Each of these have pros and cons, being variously sophisticated, memetically fit, and useful for having productive conversations. I’m not really saying that any of them are necessarily better than P(doom) — even though they are — but rather that a dumb meme is still a dumb meme even if it’s better than nothing. We can, and should, do better!

One example of doing better are prediction markets, which I am broadly in favor of. Talking about probabilities and making bets seems to me to be a vastly superior way to do political forecasting than the raw punditry I grew up with. So what about “P(Trump)” and other such things? Why don’t I have the same animosity for prediction markets as I do for P(doom)?

  • Election markets aren’t vague. Most are extremely well operationalized, with clear criteria and timelines. If someone made a market that was similarly vague, and people kept talking about it ad nauseam, I would have similar complaints.

  • In my view, people who are savvy enough to be thinking about prediction markets (outside of sports betting) are usually savvy enough to understand that something like “P(Trump)” exists in the context of a marketplace, and that knowing how someone bet on that market gives only a very limited handle on their beliefs. If people started implying that people with a high P(Trump) should be labeled as “Trumpers,” I would also yell at them.

  • When people cite prediction markets (or more typically, polling) as a reason not to vote for the best candidate,[8] I think this is a dumb and bad mistake that is directly analogous to the fatalism surrounding P(doom)! Thankfully, it seems to me that most people understand that their vote matters for deciding elections, even though the market isn’t conditional on one course of action or another.

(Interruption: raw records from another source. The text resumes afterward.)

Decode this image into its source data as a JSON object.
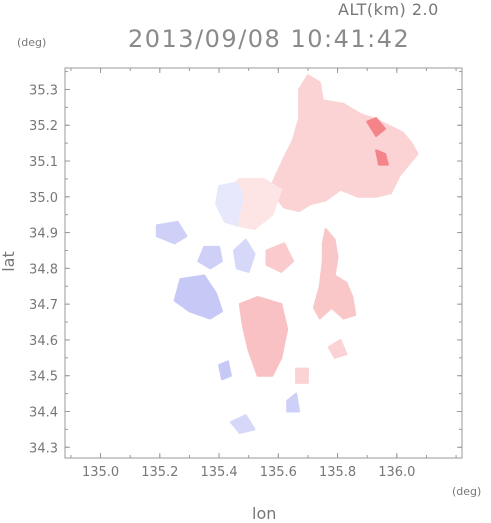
{
  "header": {
    "altitude_label": "ALT(km) 2.0",
    "datetime": "2013/09/08 10:41:42"
  },
  "colors": {
    "positive": "#ef4f56",
    "negative": "#5c63e6",
    "axis": "#9a9a9a",
    "text": "#777777"
  },
  "chart_data": {
    "type": "heatmap",
    "xlabel": "lon",
    "ylabel": "lat",
    "xunit": "(deg)",
    "yunit": "(deg)",
    "xlim": [
      134.88,
      136.22
    ],
    "ylim": [
      34.27,
      35.36
    ],
    "xticks": [
      135.0,
      135.2,
      135.4,
      135.6,
      135.8,
      136.0
    ],
    "xtick_labels": [
      "135.0",
      "135.2",
      "135.4",
      "135.6",
      "135.8",
      "136.0"
    ],
    "yticks": [
      34.3,
      34.4,
      34.5,
      34.6,
      34.7,
      34.8,
      34.9,
      35.0,
      35.1,
      35.2,
      35.3
    ],
    "ytick_labels": [
      "34.3",
      "34.4",
      "34.5",
      "34.6",
      "34.7",
      "34.8",
      "34.9",
      "35.0",
      "35.1",
      "35.2",
      "35.3"
    ],
    "regions": [
      {
        "sign": "positive",
        "strength": 0.25,
        "points": [
          [
            135.57,
            35.02
          ],
          [
            135.62,
            35.11
          ],
          [
            135.65,
            35.16
          ],
          [
            135.67,
            35.22
          ],
          [
            135.67,
            35.3
          ],
          [
            135.7,
            35.34
          ],
          [
            135.74,
            35.32
          ],
          [
            135.75,
            35.27
          ],
          [
            135.82,
            35.26
          ],
          [
            135.88,
            35.23
          ],
          [
            135.92,
            35.22
          ],
          [
            135.97,
            35.2
          ],
          [
            136.02,
            35.18
          ],
          [
            136.05,
            35.15
          ],
          [
            136.07,
            35.12
          ],
          [
            136.04,
            35.09
          ],
          [
            136.01,
            35.06
          ],
          [
            135.98,
            35.01
          ],
          [
            135.93,
            35.0
          ],
          [
            135.87,
            35.0
          ],
          [
            135.81,
            35.02
          ],
          [
            135.76,
            34.99
          ],
          [
            135.71,
            34.98
          ],
          [
            135.67,
            34.96
          ],
          [
            135.62,
            34.97
          ]
        ]
      },
      {
        "sign": "positive",
        "strength": 0.7,
        "points": [
          [
            135.9,
            35.21
          ],
          [
            135.93,
            35.22
          ],
          [
            135.96,
            35.19
          ],
          [
            135.93,
            35.17
          ]
        ]
      },
      {
        "sign": "positive",
        "strength": 0.7,
        "points": [
          [
            135.93,
            35.13
          ],
          [
            135.96,
            35.12
          ],
          [
            135.97,
            35.09
          ],
          [
            135.94,
            35.09
          ]
        ]
      },
      {
        "sign": "positive",
        "strength": 0.15,
        "points": [
          [
            135.41,
            35.01
          ],
          [
            135.47,
            35.05
          ],
          [
            135.55,
            35.05
          ],
          [
            135.61,
            35.02
          ],
          [
            135.58,
            34.95
          ],
          [
            135.52,
            34.91
          ],
          [
            135.46,
            34.92
          ],
          [
            135.42,
            34.96
          ]
        ]
      },
      {
        "sign": "negative",
        "strength": 0.15,
        "points": [
          [
            135.4,
            35.03
          ],
          [
            135.46,
            35.04
          ],
          [
            135.48,
            35.0
          ],
          [
            135.46,
            34.92
          ],
          [
            135.42,
            34.93
          ],
          [
            135.39,
            34.98
          ]
        ]
      },
      {
        "sign": "positive",
        "strength": 0.32,
        "points": [
          [
            135.76,
            34.91
          ],
          [
            135.79,
            34.88
          ],
          [
            135.8,
            34.83
          ],
          [
            135.79,
            34.78
          ],
          [
            135.83,
            34.76
          ],
          [
            135.85,
            34.72
          ],
          [
            135.86,
            34.67
          ],
          [
            135.82,
            34.66
          ],
          [
            135.78,
            34.69
          ],
          [
            135.74,
            34.66
          ],
          [
            135.72,
            34.69
          ],
          [
            135.74,
            34.75
          ],
          [
            135.75,
            34.82
          ],
          [
            135.75,
            34.87
          ]
        ]
      },
      {
        "sign": "positive",
        "strength": 0.25,
        "points": [
          [
            135.77,
            34.58
          ],
          [
            135.81,
            34.6
          ],
          [
            135.83,
            34.56
          ],
          [
            135.79,
            34.55
          ]
        ]
      },
      {
        "sign": "negative",
        "strength": 0.35,
        "points": [
          [
            135.27,
            34.77
          ],
          [
            135.35,
            34.78
          ],
          [
            135.39,
            34.73
          ],
          [
            135.41,
            34.68
          ],
          [
            135.37,
            34.66
          ],
          [
            135.3,
            34.68
          ],
          [
            135.25,
            34.71
          ]
        ]
      },
      {
        "sign": "negative",
        "strength": 0.3,
        "points": [
          [
            135.35,
            34.86
          ],
          [
            135.4,
            34.86
          ],
          [
            135.41,
            34.82
          ],
          [
            135.37,
            34.8
          ],
          [
            135.33,
            34.82
          ]
        ]
      },
      {
        "sign": "negative",
        "strength": 0.3,
        "points": [
          [
            135.19,
            34.92
          ],
          [
            135.26,
            34.93
          ],
          [
            135.29,
            34.89
          ],
          [
            135.25,
            34.87
          ],
          [
            135.19,
            34.89
          ]
        ]
      },
      {
        "sign": "positive",
        "strength": 0.35,
        "points": [
          [
            135.47,
            34.7
          ],
          [
            135.53,
            34.72
          ],
          [
            135.61,
            34.7
          ],
          [
            135.63,
            34.63
          ],
          [
            135.61,
            34.55
          ],
          [
            135.58,
            34.5
          ],
          [
            135.53,
            34.5
          ],
          [
            135.5,
            34.57
          ],
          [
            135.48,
            34.64
          ]
        ]
      },
      {
        "sign": "negative",
        "strength": 0.25,
        "points": [
          [
            135.45,
            34.85
          ],
          [
            135.49,
            34.88
          ],
          [
            135.52,
            34.84
          ],
          [
            135.5,
            34.79
          ],
          [
            135.46,
            34.8
          ]
        ]
      },
      {
        "sign": "positive",
        "strength": 0.3,
        "points": [
          [
            135.56,
            34.85
          ],
          [
            135.62,
            34.87
          ],
          [
            135.65,
            34.82
          ],
          [
            135.61,
            34.79
          ],
          [
            135.56,
            34.81
          ]
        ]
      },
      {
        "sign": "negative",
        "strength": 0.3,
        "points": [
          [
            135.63,
            34.43
          ],
          [
            135.66,
            34.45
          ],
          [
            135.67,
            34.4
          ],
          [
            135.63,
            34.4
          ]
        ]
      },
      {
        "sign": "negative",
        "strength": 0.25,
        "points": [
          [
            135.44,
            34.37
          ],
          [
            135.49,
            34.39
          ],
          [
            135.52,
            34.35
          ],
          [
            135.47,
            34.34
          ]
        ]
      },
      {
        "sign": "negative",
        "strength": 0.35,
        "points": [
          [
            135.4,
            34.53
          ],
          [
            135.43,
            34.54
          ],
          [
            135.44,
            34.5
          ],
          [
            135.41,
            34.49
          ]
        ]
      },
      {
        "sign": "positive",
        "strength": 0.25,
        "points": [
          [
            135.66,
            34.52
          ],
          [
            135.7,
            34.52
          ],
          [
            135.7,
            34.48
          ],
          [
            135.66,
            34.48
          ]
        ]
      }
    ]
  }
}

In short, P(Trump) isn’t a meme that’s rolling around the discourse, causing miscommunication and sloppy thinking. If it was, I’d probably be against it!

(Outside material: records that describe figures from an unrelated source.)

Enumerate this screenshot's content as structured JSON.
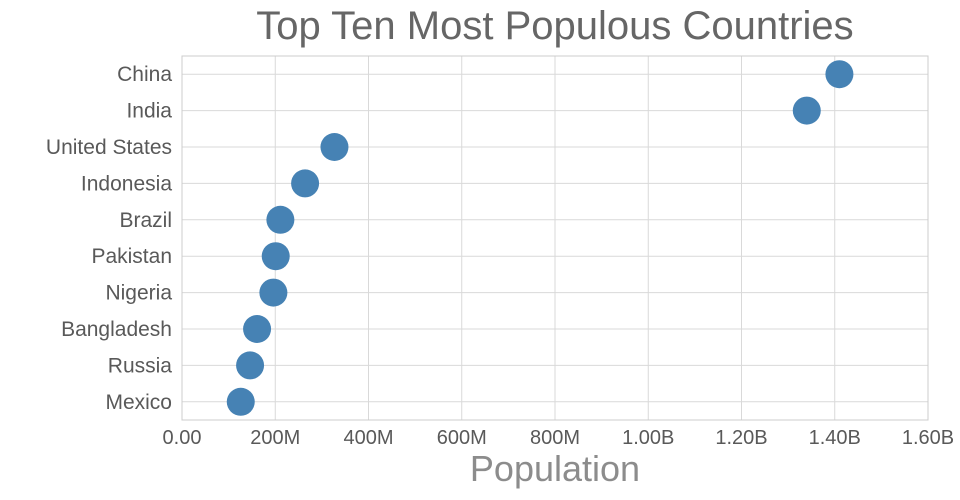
{
  "chart_data": {
    "type": "scatter",
    "title": "Top Ten Most Populous Countries",
    "xlabel": "Population",
    "ylabel": "",
    "categories": [
      "China",
      "India",
      "United States",
      "Indonesia",
      "Brazil",
      "Pakistan",
      "Nigeria",
      "Bangladesh",
      "Russia",
      "Mexico"
    ],
    "values": [
      1410000000,
      1340000000,
      327000000,
      264000000,
      211000000,
      201000000,
      196000000,
      161000000,
      146000000,
      126000000
    ],
    "xlim": [
      0,
      1600000000
    ],
    "xticks": {
      "values": [
        0,
        200000000,
        400000000,
        600000000,
        800000000,
        1000000000,
        1200000000,
        1400000000,
        1600000000
      ],
      "labels": [
        "0.00",
        "200M",
        "400M",
        "600M",
        "800M",
        "1.00B",
        "1.20B",
        "1.40B",
        "1.60B"
      ]
    },
    "grid": true,
    "legend": "none",
    "marker_radius": 14,
    "colors": {
      "dot": "#4682B4",
      "grid": "#d9d9d9",
      "frame": "#cccccc",
      "title": "#666666",
      "tick": "#595959",
      "axis_label": "#8c8c8c"
    }
  }
}
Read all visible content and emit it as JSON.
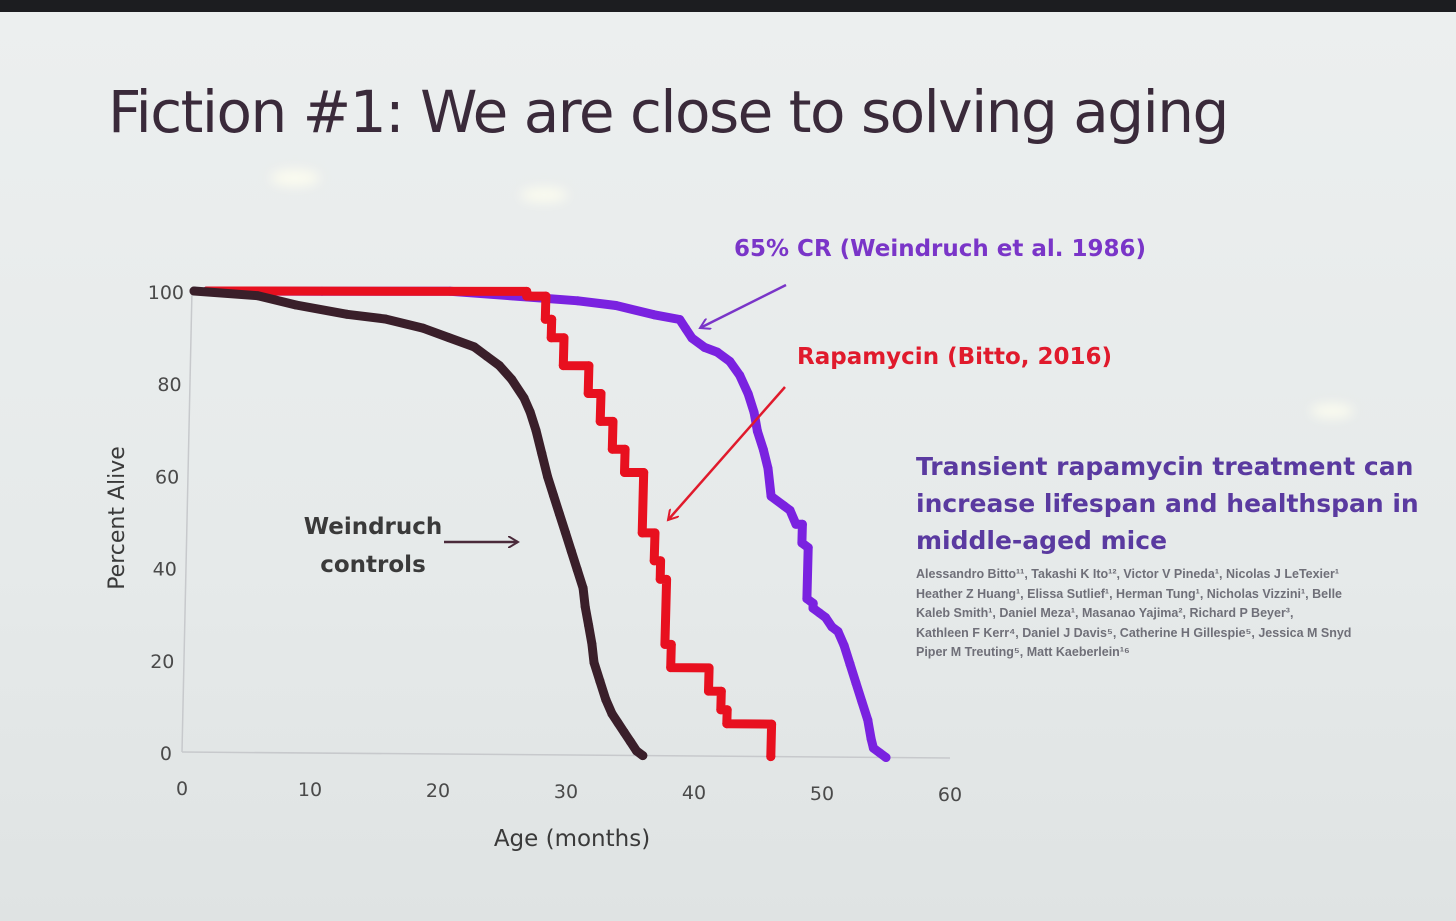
{
  "slide": {
    "title": "Fiction #1: We are close to solving aging"
  },
  "paper": {
    "title": "Transient rapamycin treatment can increase lifespan and healthspan in middle-aged mice",
    "authors": "Alessandro Bitto¹¹, Takashi K Ito¹², Victor V Pineda¹, Nicolas J LeTexier¹\nHeather Z Huang¹, Elissa Sutlief¹, Herman Tung¹, Nicholas Vizzini¹, Belle\nKaleb Smith¹, Daniel Meza¹, Masanao Yajima², Richard P Beyer³,\nKathleen F Kerr⁴, Daniel J Davis⁵, Catherine H Gillespie⁵, Jessica M Snyd\nPiper M Treuting⁵, Matt Kaeberlein¹⁶"
  },
  "annotations": {
    "cr": "65% CR (Weindruch et al. 1986)",
    "rapamycin": "Rapamycin (Bitto, 2016)",
    "controls": "Weindruch controls"
  },
  "chart_data": {
    "type": "line",
    "xlabel": "Age (months)",
    "ylabel": "Percent Alive",
    "xlim": [
      0,
      60
    ],
    "ylim": [
      0,
      100
    ],
    "x_ticks": [
      0,
      10,
      20,
      30,
      40,
      50,
      60
    ],
    "y_ticks": [
      0,
      20,
      40,
      60,
      80,
      100
    ],
    "grid": false,
    "series": [
      {
        "name": "Weindruch controls",
        "color": "#3a1f2a",
        "points": [
          [
            0,
            100
          ],
          [
            5,
            99
          ],
          [
            8,
            97
          ],
          [
            12,
            95
          ],
          [
            15,
            94
          ],
          [
            18,
            92
          ],
          [
            20,
            90
          ],
          [
            22,
            88
          ],
          [
            23,
            86
          ],
          [
            24,
            84
          ],
          [
            25,
            81
          ],
          [
            26,
            77
          ],
          [
            26.5,
            74
          ],
          [
            27,
            70
          ],
          [
            27.5,
            65
          ],
          [
            28,
            60
          ],
          [
            28.5,
            56
          ],
          [
            29,
            52
          ],
          [
            29.5,
            48
          ],
          [
            30,
            44
          ],
          [
            30.5,
            40
          ],
          [
            31,
            36
          ],
          [
            31.2,
            32
          ],
          [
            31.5,
            28
          ],
          [
            31.8,
            24
          ],
          [
            32,
            20
          ],
          [
            32.5,
            16
          ],
          [
            33,
            12
          ],
          [
            33.5,
            9
          ],
          [
            34,
            7
          ],
          [
            34.5,
            5
          ],
          [
            35,
            3
          ],
          [
            35.5,
            1
          ],
          [
            36,
            0
          ]
        ]
      },
      {
        "name": "Rapamycin (Bitto, 2016)",
        "color": "#e8101f",
        "points": [
          [
            1,
            100
          ],
          [
            26,
            100
          ],
          [
            26,
            99
          ],
          [
            27.5,
            99
          ],
          [
            27.5,
            94
          ],
          [
            28,
            94
          ],
          [
            28,
            90
          ],
          [
            29,
            90
          ],
          [
            29,
            84
          ],
          [
            31,
            84
          ],
          [
            31,
            78
          ],
          [
            32,
            78
          ],
          [
            32,
            72
          ],
          [
            33,
            72
          ],
          [
            33,
            66
          ],
          [
            34,
            66
          ],
          [
            34,
            61
          ],
          [
            35.5,
            61
          ],
          [
            35.5,
            48
          ],
          [
            36.5,
            48
          ],
          [
            36.5,
            42
          ],
          [
            37,
            42
          ],
          [
            37,
            38
          ],
          [
            37.5,
            38
          ],
          [
            37.5,
            24
          ],
          [
            38,
            24
          ],
          [
            38,
            19
          ],
          [
            41,
            19
          ],
          [
            41,
            14
          ],
          [
            42,
            14
          ],
          [
            42,
            10
          ],
          [
            42.5,
            10
          ],
          [
            42.5,
            7
          ],
          [
            46,
            7
          ],
          [
            46,
            0
          ]
        ]
      },
      {
        "name": "65% CR (Weindruch et al. 1986)",
        "color": "#7a22e0",
        "points": [
          [
            1,
            100
          ],
          [
            10,
            100
          ],
          [
            20,
            100
          ],
          [
            25,
            99
          ],
          [
            30,
            98
          ],
          [
            33,
            97
          ],
          [
            36,
            95
          ],
          [
            38,
            94
          ],
          [
            38.5,
            92
          ],
          [
            39,
            90
          ],
          [
            40,
            88
          ],
          [
            41,
            87
          ],
          [
            42,
            85
          ],
          [
            42.8,
            82
          ],
          [
            43.5,
            78
          ],
          [
            44,
            74
          ],
          [
            44.3,
            70
          ],
          [
            44.8,
            66
          ],
          [
            45.2,
            62
          ],
          [
            45.5,
            56
          ],
          [
            46.5,
            54
          ],
          [
            47,
            53
          ],
          [
            47.5,
            50
          ],
          [
            48,
            50
          ],
          [
            48,
            46
          ],
          [
            48.5,
            45
          ],
          [
            48.5,
            34
          ],
          [
            49,
            33
          ],
          [
            49,
            32
          ],
          [
            49.5,
            31
          ],
          [
            50,
            30
          ],
          [
            50.5,
            28
          ],
          [
            51,
            27
          ],
          [
            51.5,
            24
          ],
          [
            52,
            20
          ],
          [
            52.5,
            16
          ],
          [
            53,
            12
          ],
          [
            53.5,
            8
          ],
          [
            53.8,
            4
          ],
          [
            54,
            2
          ],
          [
            54.5,
            1
          ],
          [
            55,
            0
          ]
        ]
      }
    ]
  }
}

A Sense That More Is (Memetically) Possible

P(doom) probably isn’t going away, this side of the singularity. It’s reached critical mass, and will get parroted by midwits, if nothing else. But you don’t have to be a midwit! You can recognize that P(doom) has the flavor of a scissor statement, rather than a nuanced perspective on reality. If someone brings it up in conversation, use it as an opportunity to get into the details of what sorts of futures they’re concretely imagining, what they’re basing that perspective on, and what sorts of things can be done to steer our fate. Refuse to just give simple numbers until things have been sufficiently operationalized. Take the road of rationality, and choose your memes wisely.

image.png
  1. ^

    I gave a mini-version of this rant when I went on his show late last year. While the P(doom) emphasis rubs me the wrong way, I like Doom Debates overall.

  2. ^

    To be fair, some others, including Eliezer, have also complained about it publicly.

  3. ^

    In the hypothetical, we can imagine the ASI is the weakest/​stupidest possible AI that has a real shot at takeover. But thanks to it being right on the cusp, its success isn’t guaranteed, and we happen to get lucky.

  4. ^

    Perhaps by causing society to collapse to the point where the few stragglers in bunkers can’t recover.

  5. ^

    How much? It depends on what “doom” means, of course! 😛

  6. ^

    This idea, and the difference between wizard correctness and kingly correctness, are ideas I picked up from CFAR, with particular thanks to Duncan Sabien. I’m not sure who the first person to develop the ideas was.

  7. ^

    “What are your timelines?” is bad for similar reasons. It’s vague about what we’re talking about. It encourages focusing on bottom-lines, rather than reason or evidence. It denies agency and our power to choose. And it, in practice, often resulted in point estimates, rather than distributions. Like with P(doom), there’s a sophisticated way to do forecasting, which the meme version turns into a cartoon.

  8. ^

    To be clear, I think that some amount of strategic voting is wise. In particular, as long as one is tracking their decision-theoretic reference class and the higher-order effects, I think it’s good to try to estimate how the other voters are leaning and occasionally make compromises that look like voting for the lesser evil. I am rallying against the braindead “What can one vote do?” and “I live in a state where my vote doesn’t matter!” narratives.